= Johannes Scherbius =

German physician and botanist

Johannes Scherbius (1 June 1769, Frankfurt am Main – 8 November 1813) was a German physician and botanist.

In 1790 he obtained his doctorate of medicine at Jena, later working as a physician in his hometown of Frankfurt. In Frankfurt, he was associated with the Senckenberg Institute.

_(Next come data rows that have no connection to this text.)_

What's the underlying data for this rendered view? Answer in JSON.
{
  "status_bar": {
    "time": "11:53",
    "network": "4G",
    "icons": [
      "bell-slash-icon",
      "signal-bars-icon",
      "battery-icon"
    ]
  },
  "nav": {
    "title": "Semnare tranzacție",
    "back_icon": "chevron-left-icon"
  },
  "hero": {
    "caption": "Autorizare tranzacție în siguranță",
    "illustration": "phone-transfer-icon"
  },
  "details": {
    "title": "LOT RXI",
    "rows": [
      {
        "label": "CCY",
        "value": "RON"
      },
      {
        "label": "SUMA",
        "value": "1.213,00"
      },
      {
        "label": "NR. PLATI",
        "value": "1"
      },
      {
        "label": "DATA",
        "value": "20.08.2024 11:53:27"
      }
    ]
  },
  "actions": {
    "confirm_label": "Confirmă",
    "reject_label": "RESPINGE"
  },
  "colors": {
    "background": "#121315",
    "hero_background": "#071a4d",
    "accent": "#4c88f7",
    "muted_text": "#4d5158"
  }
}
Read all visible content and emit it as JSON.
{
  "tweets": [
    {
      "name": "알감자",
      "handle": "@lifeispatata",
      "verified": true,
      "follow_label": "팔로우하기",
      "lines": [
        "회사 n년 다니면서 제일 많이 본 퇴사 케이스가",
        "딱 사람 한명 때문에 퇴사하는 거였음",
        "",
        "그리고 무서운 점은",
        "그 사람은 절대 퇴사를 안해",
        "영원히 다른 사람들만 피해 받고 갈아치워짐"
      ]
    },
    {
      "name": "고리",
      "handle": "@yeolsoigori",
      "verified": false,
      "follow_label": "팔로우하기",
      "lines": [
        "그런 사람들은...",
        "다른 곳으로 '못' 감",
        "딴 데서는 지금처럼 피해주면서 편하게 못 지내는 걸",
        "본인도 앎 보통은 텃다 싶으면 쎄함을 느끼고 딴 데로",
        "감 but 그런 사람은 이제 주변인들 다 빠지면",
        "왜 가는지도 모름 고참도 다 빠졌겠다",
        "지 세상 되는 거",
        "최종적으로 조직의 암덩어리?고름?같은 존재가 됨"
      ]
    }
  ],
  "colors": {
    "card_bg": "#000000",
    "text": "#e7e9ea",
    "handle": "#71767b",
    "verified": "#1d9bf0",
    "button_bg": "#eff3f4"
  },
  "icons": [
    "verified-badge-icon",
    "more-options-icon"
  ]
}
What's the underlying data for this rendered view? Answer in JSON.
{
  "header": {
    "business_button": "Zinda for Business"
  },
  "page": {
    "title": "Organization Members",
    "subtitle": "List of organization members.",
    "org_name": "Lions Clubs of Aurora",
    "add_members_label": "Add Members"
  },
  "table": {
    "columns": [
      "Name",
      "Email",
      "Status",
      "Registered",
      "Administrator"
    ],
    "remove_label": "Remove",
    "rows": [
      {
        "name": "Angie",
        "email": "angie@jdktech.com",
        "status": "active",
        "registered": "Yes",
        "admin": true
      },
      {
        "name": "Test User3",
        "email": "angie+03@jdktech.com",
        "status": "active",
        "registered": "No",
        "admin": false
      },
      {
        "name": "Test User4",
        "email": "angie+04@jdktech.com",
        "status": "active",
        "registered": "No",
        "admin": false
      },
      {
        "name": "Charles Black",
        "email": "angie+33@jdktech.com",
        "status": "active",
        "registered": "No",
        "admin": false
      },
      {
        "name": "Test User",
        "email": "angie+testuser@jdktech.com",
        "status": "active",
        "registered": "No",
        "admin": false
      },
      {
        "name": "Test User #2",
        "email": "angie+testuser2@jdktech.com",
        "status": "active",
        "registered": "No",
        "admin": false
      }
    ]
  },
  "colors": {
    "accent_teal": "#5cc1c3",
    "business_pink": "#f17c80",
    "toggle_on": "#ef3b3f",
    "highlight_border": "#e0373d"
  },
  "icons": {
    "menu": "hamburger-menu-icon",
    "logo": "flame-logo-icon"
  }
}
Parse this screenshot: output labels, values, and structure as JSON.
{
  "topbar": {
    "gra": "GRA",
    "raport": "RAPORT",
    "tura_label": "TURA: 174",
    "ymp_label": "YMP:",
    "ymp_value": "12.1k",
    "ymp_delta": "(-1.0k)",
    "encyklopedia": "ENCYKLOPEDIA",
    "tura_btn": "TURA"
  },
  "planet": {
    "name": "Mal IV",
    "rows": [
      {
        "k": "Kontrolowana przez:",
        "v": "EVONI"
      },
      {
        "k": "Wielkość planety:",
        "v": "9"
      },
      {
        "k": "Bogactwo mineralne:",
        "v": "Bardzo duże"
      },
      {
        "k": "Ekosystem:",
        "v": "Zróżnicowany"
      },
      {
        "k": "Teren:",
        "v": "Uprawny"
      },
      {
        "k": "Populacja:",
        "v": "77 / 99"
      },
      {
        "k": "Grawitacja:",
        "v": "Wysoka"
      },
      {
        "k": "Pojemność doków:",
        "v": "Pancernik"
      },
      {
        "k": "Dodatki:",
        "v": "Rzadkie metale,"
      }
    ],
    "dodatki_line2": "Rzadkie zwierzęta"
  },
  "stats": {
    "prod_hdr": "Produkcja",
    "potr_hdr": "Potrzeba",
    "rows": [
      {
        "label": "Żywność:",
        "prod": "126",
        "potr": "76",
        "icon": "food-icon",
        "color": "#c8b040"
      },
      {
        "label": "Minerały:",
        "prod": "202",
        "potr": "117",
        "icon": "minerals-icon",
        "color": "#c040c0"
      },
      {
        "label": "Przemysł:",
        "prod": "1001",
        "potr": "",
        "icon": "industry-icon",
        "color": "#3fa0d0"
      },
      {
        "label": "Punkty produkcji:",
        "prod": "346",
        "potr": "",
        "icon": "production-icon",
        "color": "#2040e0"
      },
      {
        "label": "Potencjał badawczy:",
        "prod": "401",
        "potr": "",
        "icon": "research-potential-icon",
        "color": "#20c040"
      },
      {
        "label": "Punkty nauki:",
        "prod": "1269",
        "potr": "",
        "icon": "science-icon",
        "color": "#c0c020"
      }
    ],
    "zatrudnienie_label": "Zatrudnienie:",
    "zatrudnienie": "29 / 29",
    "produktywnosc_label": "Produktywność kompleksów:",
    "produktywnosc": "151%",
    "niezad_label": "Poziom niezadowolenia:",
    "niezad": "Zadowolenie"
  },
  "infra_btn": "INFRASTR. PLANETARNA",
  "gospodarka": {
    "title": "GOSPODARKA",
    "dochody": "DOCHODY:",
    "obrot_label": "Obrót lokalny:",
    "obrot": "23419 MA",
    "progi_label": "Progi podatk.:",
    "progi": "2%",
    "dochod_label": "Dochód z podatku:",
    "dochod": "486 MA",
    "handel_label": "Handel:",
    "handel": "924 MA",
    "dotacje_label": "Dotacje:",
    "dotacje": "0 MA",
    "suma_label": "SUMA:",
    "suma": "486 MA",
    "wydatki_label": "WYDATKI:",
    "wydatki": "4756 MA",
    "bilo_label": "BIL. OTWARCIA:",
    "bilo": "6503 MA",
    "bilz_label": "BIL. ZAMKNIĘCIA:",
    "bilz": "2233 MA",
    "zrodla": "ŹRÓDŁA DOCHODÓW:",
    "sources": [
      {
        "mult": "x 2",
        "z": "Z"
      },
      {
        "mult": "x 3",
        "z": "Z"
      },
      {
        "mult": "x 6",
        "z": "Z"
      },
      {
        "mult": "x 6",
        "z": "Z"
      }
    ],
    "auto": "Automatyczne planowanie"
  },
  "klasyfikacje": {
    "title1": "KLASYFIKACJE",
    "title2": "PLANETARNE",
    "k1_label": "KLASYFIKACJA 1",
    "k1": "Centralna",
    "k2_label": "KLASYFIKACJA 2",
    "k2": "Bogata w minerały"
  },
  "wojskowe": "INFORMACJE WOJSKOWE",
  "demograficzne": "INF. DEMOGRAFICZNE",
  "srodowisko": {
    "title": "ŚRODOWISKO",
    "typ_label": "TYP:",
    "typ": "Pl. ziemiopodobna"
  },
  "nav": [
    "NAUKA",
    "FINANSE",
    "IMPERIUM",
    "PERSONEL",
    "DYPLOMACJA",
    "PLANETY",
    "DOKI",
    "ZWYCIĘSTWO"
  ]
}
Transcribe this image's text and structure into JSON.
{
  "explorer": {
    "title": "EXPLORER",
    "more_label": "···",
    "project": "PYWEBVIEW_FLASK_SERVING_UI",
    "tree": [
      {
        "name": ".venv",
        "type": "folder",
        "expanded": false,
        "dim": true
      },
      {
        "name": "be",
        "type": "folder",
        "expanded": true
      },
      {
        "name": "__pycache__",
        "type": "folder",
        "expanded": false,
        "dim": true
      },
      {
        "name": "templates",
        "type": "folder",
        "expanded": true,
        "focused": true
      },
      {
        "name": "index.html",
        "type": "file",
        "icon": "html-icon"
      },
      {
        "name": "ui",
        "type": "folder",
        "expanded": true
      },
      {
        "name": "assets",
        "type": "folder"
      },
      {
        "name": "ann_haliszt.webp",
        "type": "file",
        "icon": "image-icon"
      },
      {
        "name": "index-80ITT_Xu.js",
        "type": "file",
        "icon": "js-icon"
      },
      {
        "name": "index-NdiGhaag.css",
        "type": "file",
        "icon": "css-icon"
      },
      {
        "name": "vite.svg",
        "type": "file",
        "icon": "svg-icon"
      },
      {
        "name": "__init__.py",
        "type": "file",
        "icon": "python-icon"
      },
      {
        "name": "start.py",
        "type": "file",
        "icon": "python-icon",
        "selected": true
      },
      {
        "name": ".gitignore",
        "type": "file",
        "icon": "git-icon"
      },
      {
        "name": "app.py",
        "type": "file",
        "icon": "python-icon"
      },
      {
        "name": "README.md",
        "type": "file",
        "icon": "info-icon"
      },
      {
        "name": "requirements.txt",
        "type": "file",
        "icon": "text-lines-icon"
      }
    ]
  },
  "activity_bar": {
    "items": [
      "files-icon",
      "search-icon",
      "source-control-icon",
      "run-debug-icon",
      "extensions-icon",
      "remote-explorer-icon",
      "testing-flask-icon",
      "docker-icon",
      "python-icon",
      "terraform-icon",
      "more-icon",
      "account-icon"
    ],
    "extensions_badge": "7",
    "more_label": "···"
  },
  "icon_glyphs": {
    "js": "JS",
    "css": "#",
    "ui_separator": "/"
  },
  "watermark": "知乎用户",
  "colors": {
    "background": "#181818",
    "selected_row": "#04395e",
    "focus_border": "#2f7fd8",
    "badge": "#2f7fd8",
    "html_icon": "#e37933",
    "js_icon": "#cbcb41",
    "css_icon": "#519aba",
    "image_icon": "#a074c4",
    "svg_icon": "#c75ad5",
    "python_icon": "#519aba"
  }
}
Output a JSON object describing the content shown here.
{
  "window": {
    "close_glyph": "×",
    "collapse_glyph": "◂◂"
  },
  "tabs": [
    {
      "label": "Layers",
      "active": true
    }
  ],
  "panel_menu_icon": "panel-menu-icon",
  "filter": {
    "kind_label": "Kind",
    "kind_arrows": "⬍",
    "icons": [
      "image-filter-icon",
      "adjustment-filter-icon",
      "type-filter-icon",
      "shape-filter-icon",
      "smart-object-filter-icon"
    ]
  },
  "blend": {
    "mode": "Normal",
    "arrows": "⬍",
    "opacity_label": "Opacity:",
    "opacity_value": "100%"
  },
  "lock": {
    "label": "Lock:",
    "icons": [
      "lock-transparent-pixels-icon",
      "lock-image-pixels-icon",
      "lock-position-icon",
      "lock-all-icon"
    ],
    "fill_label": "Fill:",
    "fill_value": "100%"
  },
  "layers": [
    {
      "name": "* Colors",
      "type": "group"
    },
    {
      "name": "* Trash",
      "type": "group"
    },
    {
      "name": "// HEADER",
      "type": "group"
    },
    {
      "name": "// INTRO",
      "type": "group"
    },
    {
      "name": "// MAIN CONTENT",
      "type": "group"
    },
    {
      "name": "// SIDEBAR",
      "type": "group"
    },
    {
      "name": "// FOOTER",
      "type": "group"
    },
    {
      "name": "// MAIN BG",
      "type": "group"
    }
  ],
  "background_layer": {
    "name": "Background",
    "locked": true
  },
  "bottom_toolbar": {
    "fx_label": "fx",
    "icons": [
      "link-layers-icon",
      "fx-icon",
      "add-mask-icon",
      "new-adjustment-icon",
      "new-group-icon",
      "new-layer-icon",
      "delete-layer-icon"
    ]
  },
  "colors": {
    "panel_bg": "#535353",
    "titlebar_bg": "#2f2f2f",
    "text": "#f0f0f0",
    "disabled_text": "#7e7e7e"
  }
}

With Philipp Gottfried Gaertner and Bernhard Meyer, he was co-author of "Oekonomisch-technische Flora der Wetterau" (Economic-technical flora of Wetterau), a three-volume work that was a source of scientific names for numerous plants.

== Published works ==
- "Dissertatio inauguralis medica de Lysimachiae purpureae sive Lythri salicariae Linn. virtute medicinali non dubia", Jenae, Ex Officina Fiedleriana (1790).
- "Commentationis de sanguinis missione in febribus intermittentibus", (1790).
- Oekonomisch-technische Flora der Wetterau, (1799-1802, 3 vols. [vol. 1 (VI-VII.1799); vol. 2 (V-VII.1800); vol. 3 (1) (I-VI.1801); vol. 3 (2) (1802); (with Philipp Gottfried Gaertner and Bernhard Meyer).
- Pharmakopoe und Arznei-Taxe für das bei der hiesigen Armen-Anstalt angestellte medicinische Personale, (1809).